The Young Girls is more optimistic, though not necessarily more convincing, than the bittersweet Umbrellas and the earlier Lola. (Demy considered the three films a romantic trilogy.) Michel Legrand's score is a dull rehash of the one he wrote for Umbrellas (the advantage is that you won't wake up for weeks singing "I will wait for you"), and the script is thin and meandering. The American dancer-actors (in addition to Kelly, there's George Chakiris, of West Side Story fame, and Grover Dale) are game but a bit out of their element. The women, however, are wonderful. Darrieux is rueful and worldly-wise (more than anything else in the film, her character is the inspiration for Chantal Akerman's more radical musical The Golden Eighties, a/k/a Window Shopping). Deneuve and Dorléac are stylish, smart, and spirited, and their awkwardness as dancers makes them even more winning.

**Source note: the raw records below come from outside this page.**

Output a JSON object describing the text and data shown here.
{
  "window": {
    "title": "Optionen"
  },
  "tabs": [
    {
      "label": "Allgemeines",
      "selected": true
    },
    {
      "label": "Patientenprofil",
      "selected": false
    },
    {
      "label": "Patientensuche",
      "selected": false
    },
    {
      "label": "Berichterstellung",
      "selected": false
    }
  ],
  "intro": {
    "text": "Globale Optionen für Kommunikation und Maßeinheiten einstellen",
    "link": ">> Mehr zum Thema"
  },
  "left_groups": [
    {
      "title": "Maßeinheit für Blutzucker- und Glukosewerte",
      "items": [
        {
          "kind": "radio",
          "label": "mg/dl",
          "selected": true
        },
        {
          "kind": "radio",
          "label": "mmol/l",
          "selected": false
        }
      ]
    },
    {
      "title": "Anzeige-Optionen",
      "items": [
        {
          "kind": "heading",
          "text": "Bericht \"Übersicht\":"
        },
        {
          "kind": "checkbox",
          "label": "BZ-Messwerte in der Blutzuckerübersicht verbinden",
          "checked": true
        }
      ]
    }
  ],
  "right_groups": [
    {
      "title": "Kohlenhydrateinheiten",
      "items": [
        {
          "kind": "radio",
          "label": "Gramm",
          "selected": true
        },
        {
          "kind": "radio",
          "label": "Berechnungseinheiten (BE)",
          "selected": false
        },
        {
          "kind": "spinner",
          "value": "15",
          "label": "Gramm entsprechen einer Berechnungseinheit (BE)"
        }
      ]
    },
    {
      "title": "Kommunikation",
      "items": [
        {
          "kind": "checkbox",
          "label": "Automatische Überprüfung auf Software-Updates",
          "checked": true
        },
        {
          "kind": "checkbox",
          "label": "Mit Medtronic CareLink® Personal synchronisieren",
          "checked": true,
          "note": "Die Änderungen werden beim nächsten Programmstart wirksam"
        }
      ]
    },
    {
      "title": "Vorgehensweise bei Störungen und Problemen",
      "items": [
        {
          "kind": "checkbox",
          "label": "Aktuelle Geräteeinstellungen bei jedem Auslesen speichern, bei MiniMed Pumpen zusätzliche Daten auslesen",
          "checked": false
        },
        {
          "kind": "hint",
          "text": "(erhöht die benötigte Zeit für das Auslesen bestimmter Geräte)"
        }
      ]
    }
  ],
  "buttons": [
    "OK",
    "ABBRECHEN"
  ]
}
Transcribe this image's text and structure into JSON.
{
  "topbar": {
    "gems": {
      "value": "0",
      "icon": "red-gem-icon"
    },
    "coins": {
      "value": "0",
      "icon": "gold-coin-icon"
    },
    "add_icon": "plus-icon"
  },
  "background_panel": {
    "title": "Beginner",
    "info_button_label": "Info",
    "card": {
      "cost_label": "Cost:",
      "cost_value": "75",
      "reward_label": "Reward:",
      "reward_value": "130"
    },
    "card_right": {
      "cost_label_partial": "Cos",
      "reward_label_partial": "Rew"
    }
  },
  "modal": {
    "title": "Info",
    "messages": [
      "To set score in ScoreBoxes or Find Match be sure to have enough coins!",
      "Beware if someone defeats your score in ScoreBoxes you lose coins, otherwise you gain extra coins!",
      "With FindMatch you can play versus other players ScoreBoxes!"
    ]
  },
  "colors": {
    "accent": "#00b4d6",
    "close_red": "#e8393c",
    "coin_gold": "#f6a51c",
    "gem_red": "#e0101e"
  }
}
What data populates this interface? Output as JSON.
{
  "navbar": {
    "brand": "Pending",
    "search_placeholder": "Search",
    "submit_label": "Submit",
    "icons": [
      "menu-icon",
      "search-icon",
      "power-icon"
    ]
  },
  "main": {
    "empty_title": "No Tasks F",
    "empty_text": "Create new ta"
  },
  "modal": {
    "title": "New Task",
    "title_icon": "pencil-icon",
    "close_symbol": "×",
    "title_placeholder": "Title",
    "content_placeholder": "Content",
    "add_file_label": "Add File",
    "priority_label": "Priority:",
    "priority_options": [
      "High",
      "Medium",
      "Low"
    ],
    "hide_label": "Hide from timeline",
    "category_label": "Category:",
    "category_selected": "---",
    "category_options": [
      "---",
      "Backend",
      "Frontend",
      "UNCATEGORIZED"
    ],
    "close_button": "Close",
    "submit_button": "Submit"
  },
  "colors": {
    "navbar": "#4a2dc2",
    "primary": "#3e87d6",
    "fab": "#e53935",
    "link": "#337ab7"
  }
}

The Young Girls of Rochefort
Written and directed by Jacques Demy
A Miramax Zoe release
At Film Forum
Awash in lemon and peach, lavender and baby blue, Young Girls of Rochefort floats from one color-coordinated moment to the next. It earns a place in history by virtue of its production design, which, in this newly restored, wide-screen color version, looks more sweetly camp than ever.